Dans leurs actions contre les forces armées et de police, les FARC utilisent des moyens d'action pouvant blesser les civils comme les véhicules piégés ou les explosions de bonbonnes de gaz. Des assassinats ciblés, et extorsions sont aussi à l'actif du groupe. L'assassinat de candidats pendant les périodes électorales est également un moyen pour ce groupe de tenter de peser sur le processus électoral par l'élimination directe de certains candidats, et de réaffirmer leur emprise sur certaines zones du pays[117],[118]. Un rapport de du commissaire aux droits de l'homme de l'Organisation des Nations unies mentionne que, en 2004 « les FARC continuèrent de commettre de graves violations des droits de l'homme comme des meurtres de personnes protégées, des actes de torture et des prises d'otages, qui affectèrent de nombreux civils, dont des femmes, des rapatriés, des garçons et des filles, et des groupes ethniques »[119].

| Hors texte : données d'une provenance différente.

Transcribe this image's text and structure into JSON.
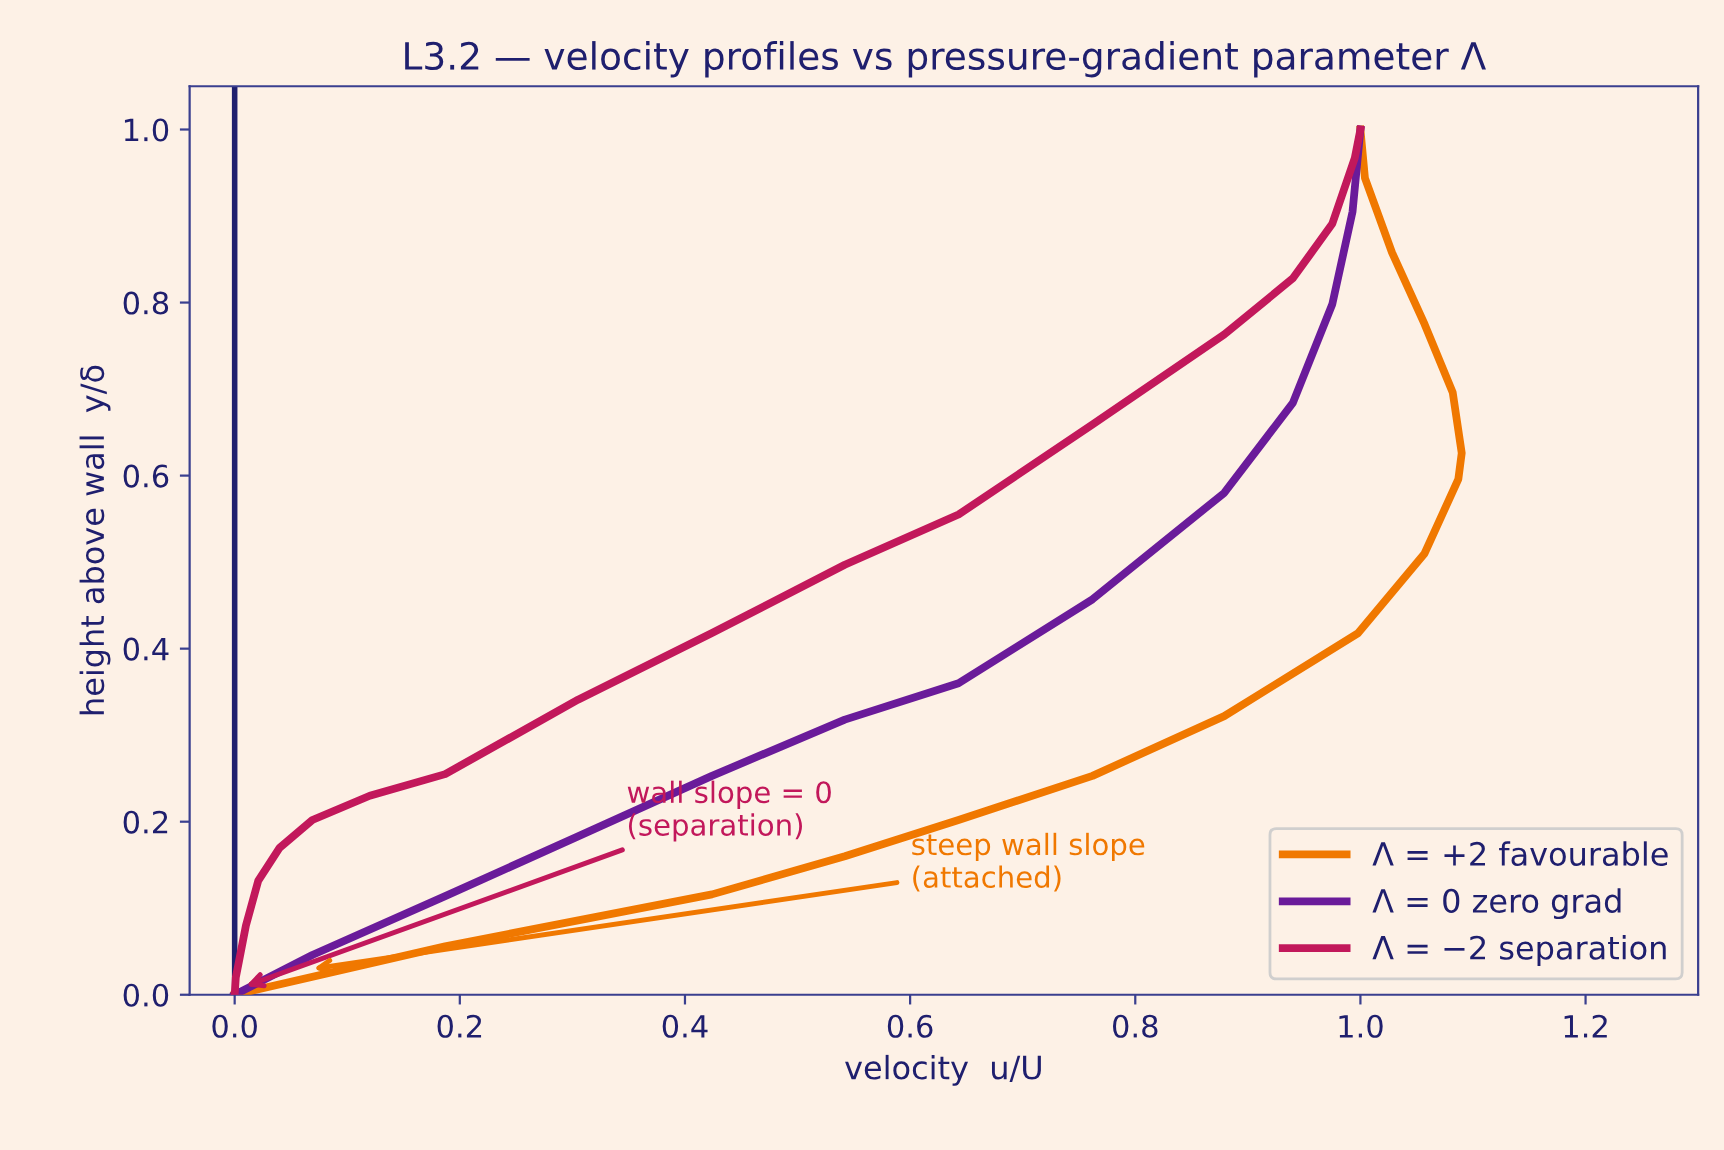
{
  "chart_data": {
    "type": "line",
    "title": "L3.2 — velocity profiles vs pressure-gradient parameter Λ",
    "xlabel": "velocity  u/U",
    "ylabel": "height above wall  y/δ",
    "xlim": [
      -0.04,
      1.3
    ],
    "ylim": [
      0,
      1.05
    ],
    "xticks": [
      {
        "value": 0,
        "label": "0.0"
      },
      0.2,
      0.4,
      0.6,
      0.8,
      {
        "value": 1,
        "label": "1.0"
      },
      1.2
    ],
    "yticks": [
      {
        "value": 0,
        "label": "0.0"
      },
      0.2,
      0.4,
      0.6,
      0.8,
      {
        "value": 1,
        "label": "1.0"
      }
    ],
    "grid": false,
    "legend": "bottom right",
    "marker": "none",
    "line_style": "solid",
    "ref_lines": [
      {
        "axis": "x",
        "value": 0,
        "label": null,
        "color": "#1f1f6e",
        "line_style": "solid"
      }
    ],
    "annotations": [
      {
        "text": "wall slope = 0\n(separation)",
        "x": 0.01,
        "y": 0.01
      },
      {
        "text": "steep wall slope\n(attached)",
        "x": 0.07,
        "y": 0.03
      }
    ],
    "series": [
      {
        "name": "Λ = +2 favourable",
        "color": "#f07800",
        "x": [
          0,
          0.187,
          0.424,
          0.542,
          0.643,
          0.762,
          0.879,
          0.998,
          1.057,
          1.087,
          1.09,
          1.082,
          1.057,
          1.028,
          1.004,
          1.0
        ],
        "values": [
          0,
          0.056,
          0.116,
          0.16,
          0.202,
          0.253,
          0.322,
          0.418,
          0.51,
          0.596,
          0.626,
          0.696,
          0.775,
          0.858,
          0.944,
          1.0
        ]
      },
      {
        "name": "Λ = 0 zero grad",
        "color": "#6a1b9a",
        "x": [
          0,
          0.069,
          0.187,
          0.305,
          0.424,
          0.542,
          0.643,
          0.762,
          0.879,
          0.94,
          0.975,
          0.993,
          1.0
        ],
        "values": [
          0,
          0.046,
          0.114,
          0.183,
          0.253,
          0.318,
          0.36,
          0.457,
          0.58,
          0.684,
          0.798,
          0.905,
          1.0
        ]
      },
      {
        "name": "Λ = −2 separation",
        "color": "#c2185b",
        "x": [
          0,
          0.001,
          0.004,
          0.01,
          0.021,
          0.04,
          0.069,
          0.12,
          0.187,
          0.305,
          0.424,
          0.542,
          0.643,
          0.762,
          0.879,
          0.94,
          0.975,
          0.995,
          1.0
        ],
        "values": [
          0,
          0.02,
          0.04,
          0.08,
          0.132,
          0.17,
          0.202,
          0.23,
          0.255,
          0.341,
          0.418,
          0.497,
          0.555,
          0.659,
          0.763,
          0.828,
          0.891,
          0.967,
          1.0
        ]
      }
    ]
  }
}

Le journaliste Gregory Wilpert du Monde diplomatique estime qu'en se focalisant sur les crimes imputables aux FARC, les grands médias colombiens ont renvoyé une perception biaisée du conflit. Une étude de la chercheuse Alexandra García portant sur plus de cinq cents articles publiés dans les grands journaux entre 1998 et 2006 indique que dans la grande majorité des articles se référant à des violences commises par les organisations paramilitaires, il était seulement question d’« hommes armés » ou d’« hommes encagoulés », sans plus de précisions sur les auteurs. Au contraire, dans le cas de violences impliquant les guérillas, celles-ci étaient le plus souvent mentionnées explicitement. Les études d'opinion indiquent qu'une majorité de Colombiens considère les guérillas comme les principales responsables du conflit armé[120].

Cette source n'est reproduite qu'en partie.